Luego se pusieron en camino. Una vez en el palacio, los criados lavaron al Sabio del
Bosque e intentaron cambiarle la ropa para llevarlo ante el rey melancólico. Sin embargo,
el anciano exigió que le devolvieran su viejo saco para poder obrar el milagro.

Por tanto, lavaron también esta prenda, y cuando estuvo seca, el Sabio del Bosque se
presentó con esta facha ante el rey.

—Dejadnos solos —exigió a los súbditos. Cuando se cerraron las puertas, el rey preguntó
desde la cama al anciano quién era y por qué le habían traído ante su real presencia.

—No hagas tantas preguntas y sal de tu lecho, que tienes mucho que hacer.

El rey estaba tan asombrado de que un viejo vagabundo le hablara de ese modo que no
pudo contener un ataque de risa. Al otro lado de la puerta, los criados no daban crédito a
lo que oían. Era la primera vez que oían reír al rey desde la muerte de su esposa. En los
aposentos reales, el Sabio del Bosque seguía dando órdenes al rey:

—Vamos, tráeme algo de comer. Estoy muerto de hambre.

Era tal la desfachatez de aquel anciano, que el rey no se atrevió a contradecirle: pensaba
que estaba loco. Se levantó de la cama y gritó desde la puerta que trajeran almuerzo para
el invitado. Los criados regresaron con pan, queso, viandas, frutas y vino para el anciano.
Después cerraron las puertas. Mientras el Sabio del Bosque tomaba asiento en la enorme
mesa en la que se habían dispuesto los alimentos, el rey le preguntó:

—Antes de sentarte a mi mesa, comerte mi comida y beberte mi vino, dime quién eres y
por qué me hablas de ese modo. También quiero saber qué llevas en este frasco que has
dejado sobre la mesa.

—Siéntate a almorzar conmigo. No me gusta comer solo. Luego te lo contaré. Admirado


por la autoridad del anciano, el rey hizo lo que le pedía y comió con él.

Entre bocado y bocado, el Sabio del Bosque contaba aventuras, que hicieron las delicias
de su anfitrión. Terminado un primer plato, el anciano cogió el frasco lleno de agua y dijo:

—Aquí dentro llevo tu melancolía.

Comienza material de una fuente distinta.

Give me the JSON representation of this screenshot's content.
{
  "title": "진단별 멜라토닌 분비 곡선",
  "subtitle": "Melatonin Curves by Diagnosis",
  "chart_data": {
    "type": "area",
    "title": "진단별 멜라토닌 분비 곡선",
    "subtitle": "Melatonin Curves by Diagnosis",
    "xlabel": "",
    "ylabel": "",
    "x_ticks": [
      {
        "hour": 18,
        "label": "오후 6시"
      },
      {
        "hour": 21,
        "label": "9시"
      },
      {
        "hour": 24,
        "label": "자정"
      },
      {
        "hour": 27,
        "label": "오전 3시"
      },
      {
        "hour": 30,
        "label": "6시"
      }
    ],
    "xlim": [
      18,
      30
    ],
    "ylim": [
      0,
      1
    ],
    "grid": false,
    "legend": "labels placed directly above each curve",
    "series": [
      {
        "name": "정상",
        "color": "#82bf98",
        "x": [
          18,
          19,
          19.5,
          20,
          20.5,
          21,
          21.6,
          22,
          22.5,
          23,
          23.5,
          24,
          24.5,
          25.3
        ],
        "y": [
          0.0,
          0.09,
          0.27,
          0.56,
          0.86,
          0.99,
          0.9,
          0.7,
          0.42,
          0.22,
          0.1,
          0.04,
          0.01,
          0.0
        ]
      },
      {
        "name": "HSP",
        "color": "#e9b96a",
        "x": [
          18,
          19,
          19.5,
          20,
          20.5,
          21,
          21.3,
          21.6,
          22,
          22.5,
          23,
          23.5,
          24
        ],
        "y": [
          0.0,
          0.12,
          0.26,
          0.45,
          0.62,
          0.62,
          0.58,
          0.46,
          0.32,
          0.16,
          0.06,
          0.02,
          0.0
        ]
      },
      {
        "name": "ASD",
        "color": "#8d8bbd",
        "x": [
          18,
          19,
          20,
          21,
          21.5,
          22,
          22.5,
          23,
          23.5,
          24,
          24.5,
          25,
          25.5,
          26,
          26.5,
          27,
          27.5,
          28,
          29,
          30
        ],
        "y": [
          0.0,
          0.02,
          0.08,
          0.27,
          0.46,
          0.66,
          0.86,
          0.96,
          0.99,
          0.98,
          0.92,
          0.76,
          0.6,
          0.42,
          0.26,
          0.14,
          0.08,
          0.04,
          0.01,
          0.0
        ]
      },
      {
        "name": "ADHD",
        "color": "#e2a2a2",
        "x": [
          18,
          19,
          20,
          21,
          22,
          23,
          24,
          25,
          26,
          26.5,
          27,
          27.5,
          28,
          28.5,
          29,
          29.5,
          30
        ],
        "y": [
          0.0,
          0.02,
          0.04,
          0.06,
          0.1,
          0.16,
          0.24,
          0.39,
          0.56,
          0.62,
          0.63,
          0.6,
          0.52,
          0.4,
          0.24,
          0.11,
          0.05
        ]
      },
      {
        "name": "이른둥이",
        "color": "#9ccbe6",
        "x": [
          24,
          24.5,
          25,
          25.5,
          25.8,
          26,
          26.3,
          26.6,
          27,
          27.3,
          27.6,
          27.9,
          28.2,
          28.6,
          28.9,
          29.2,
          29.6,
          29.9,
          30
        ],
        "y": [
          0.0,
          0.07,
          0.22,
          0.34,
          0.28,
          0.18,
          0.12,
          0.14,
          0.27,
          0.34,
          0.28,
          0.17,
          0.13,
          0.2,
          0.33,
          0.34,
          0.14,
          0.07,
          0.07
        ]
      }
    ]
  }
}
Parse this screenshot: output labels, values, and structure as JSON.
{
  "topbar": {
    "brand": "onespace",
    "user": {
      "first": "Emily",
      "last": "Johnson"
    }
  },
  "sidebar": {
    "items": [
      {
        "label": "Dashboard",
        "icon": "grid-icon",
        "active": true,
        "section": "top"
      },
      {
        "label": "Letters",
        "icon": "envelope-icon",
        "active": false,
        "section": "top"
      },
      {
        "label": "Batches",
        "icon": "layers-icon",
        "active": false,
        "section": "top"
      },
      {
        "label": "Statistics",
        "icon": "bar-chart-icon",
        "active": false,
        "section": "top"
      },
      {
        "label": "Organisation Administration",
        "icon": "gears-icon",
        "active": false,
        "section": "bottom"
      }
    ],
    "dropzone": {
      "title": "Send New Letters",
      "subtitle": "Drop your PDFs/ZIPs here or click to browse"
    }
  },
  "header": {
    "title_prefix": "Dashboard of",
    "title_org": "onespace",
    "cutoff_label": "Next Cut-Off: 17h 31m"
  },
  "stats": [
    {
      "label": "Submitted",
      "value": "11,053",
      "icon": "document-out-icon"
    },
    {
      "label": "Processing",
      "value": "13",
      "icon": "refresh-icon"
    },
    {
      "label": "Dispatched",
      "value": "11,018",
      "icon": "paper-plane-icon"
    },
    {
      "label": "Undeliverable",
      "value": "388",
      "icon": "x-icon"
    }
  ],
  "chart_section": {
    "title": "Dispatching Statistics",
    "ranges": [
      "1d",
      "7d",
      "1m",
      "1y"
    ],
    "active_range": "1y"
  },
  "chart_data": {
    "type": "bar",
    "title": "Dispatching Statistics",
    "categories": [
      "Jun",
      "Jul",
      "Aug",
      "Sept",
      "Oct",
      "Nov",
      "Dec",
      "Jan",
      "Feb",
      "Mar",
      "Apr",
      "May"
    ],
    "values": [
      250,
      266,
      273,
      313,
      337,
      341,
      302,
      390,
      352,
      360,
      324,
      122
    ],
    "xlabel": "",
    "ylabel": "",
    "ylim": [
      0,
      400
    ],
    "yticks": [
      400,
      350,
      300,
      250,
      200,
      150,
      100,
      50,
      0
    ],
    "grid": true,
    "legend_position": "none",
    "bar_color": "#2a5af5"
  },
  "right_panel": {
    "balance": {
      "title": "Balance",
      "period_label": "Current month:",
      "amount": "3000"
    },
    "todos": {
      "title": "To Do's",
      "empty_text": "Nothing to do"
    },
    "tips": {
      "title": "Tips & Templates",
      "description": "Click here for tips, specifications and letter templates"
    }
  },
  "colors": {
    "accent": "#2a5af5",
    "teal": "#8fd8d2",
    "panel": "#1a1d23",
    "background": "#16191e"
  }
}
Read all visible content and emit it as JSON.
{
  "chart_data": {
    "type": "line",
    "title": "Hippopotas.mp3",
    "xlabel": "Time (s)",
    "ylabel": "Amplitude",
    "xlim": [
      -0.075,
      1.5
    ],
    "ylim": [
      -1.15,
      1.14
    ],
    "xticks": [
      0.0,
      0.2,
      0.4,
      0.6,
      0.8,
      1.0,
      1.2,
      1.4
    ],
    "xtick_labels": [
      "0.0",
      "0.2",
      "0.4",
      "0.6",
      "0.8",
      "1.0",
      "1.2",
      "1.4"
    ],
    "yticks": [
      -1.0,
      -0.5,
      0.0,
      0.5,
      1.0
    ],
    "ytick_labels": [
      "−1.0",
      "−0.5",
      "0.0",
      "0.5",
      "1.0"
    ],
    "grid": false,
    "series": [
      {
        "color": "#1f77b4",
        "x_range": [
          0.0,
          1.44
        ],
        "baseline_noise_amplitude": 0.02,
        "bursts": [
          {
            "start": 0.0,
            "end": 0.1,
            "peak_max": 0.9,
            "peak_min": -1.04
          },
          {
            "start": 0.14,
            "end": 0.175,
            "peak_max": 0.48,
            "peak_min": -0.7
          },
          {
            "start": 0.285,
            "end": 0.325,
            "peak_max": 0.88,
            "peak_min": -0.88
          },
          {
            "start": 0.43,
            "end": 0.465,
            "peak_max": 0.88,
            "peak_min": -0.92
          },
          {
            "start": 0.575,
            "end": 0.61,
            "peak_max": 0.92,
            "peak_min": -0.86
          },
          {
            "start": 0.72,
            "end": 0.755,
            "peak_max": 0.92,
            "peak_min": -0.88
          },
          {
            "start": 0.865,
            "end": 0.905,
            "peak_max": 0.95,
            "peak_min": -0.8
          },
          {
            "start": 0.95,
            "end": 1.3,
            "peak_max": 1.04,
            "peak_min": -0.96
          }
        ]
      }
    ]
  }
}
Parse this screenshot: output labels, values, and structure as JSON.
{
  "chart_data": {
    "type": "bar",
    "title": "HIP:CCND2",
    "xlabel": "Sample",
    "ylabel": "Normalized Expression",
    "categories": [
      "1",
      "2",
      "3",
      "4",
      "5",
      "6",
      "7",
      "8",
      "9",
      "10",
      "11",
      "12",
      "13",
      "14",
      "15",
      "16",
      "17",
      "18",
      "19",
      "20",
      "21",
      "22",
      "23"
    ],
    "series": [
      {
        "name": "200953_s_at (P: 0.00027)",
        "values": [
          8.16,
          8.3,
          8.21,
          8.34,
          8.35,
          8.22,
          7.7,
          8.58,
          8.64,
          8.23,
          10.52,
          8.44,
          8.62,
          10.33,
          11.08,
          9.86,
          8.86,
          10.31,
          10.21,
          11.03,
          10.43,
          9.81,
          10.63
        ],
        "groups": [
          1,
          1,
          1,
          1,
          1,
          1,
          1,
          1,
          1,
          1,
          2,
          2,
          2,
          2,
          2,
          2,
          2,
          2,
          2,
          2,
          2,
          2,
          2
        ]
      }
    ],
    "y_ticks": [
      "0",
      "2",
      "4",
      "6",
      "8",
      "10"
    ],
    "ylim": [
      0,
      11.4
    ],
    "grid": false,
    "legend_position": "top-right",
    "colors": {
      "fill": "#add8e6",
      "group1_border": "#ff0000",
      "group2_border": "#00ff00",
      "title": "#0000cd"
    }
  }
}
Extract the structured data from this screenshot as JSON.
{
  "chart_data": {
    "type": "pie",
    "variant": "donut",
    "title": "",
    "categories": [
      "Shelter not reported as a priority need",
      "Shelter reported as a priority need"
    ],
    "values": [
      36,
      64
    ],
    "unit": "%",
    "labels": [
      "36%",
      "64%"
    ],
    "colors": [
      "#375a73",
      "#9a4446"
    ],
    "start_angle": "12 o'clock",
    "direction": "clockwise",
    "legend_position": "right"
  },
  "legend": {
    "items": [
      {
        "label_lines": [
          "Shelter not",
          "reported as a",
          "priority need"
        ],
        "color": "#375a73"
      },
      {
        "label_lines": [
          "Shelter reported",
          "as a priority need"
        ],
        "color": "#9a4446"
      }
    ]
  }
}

Fíjate ahora lo que hago. Dicho esto, destapó el frasco
y vertió en el suelo la mitad del líquido. Luego declaró:

—La tristeza compartida pesa la mitad. Ahora ordena a dos criados que vengan a comer
con nosotros. Pero quiero que les sirvas tú. Asombrado ante esta idea, el rey abrió la puerta
de sus aposentos y ordenó a dos vigilantes que se unieran a su mesa. El rey y el anciano
tomaron con gran apetito un segundo plato, mientras los recién llegados devoraban lo que
les había servido su propio monarca.

Pronto los cuatro empezaron a reír y a cantar, lo cual sorprendió a los criados que se
agolpaban detrás de la puerta para ver lo que pasaba. Entonces, el Sabio del Bosque
destapó nuevamente el frasco de la melancolía y lo vació nuevamente hasta que sólo
quedó un cuarto.

—Porque has compartido tu mesa con nosotros —dijo—, ahora llevamos tu pena entre
cuatro y es mucho más ligera. Abre las puertas del castillo y convida a tantos comensales
como quepan alrededor de esta mesa. Dicho y hecho: el rey ordenó abrir las puertas del
castillo y, de excelente humor, ordenó que vaciaran las despensas para servir un inmenso
banquete.

Pronto la sala se llenó de cientos de criados, artesanos, abuelas, labradores, niños, y se


organizó una enorme fiesta que fue recordada durante muchos años. Cuando, al caer la
tarde, todos los invitados se despidieron calurosamente del rey, no quedaba una sola gota
de melancolía en el frasco. Antes de volver a las entrañas de su bosque, el sabio dijo:

—Ahora ya conoces el secreto de la felicidad: así como la pena se divide al compartirla, la


alegría se multiplica cuanto más se reparte.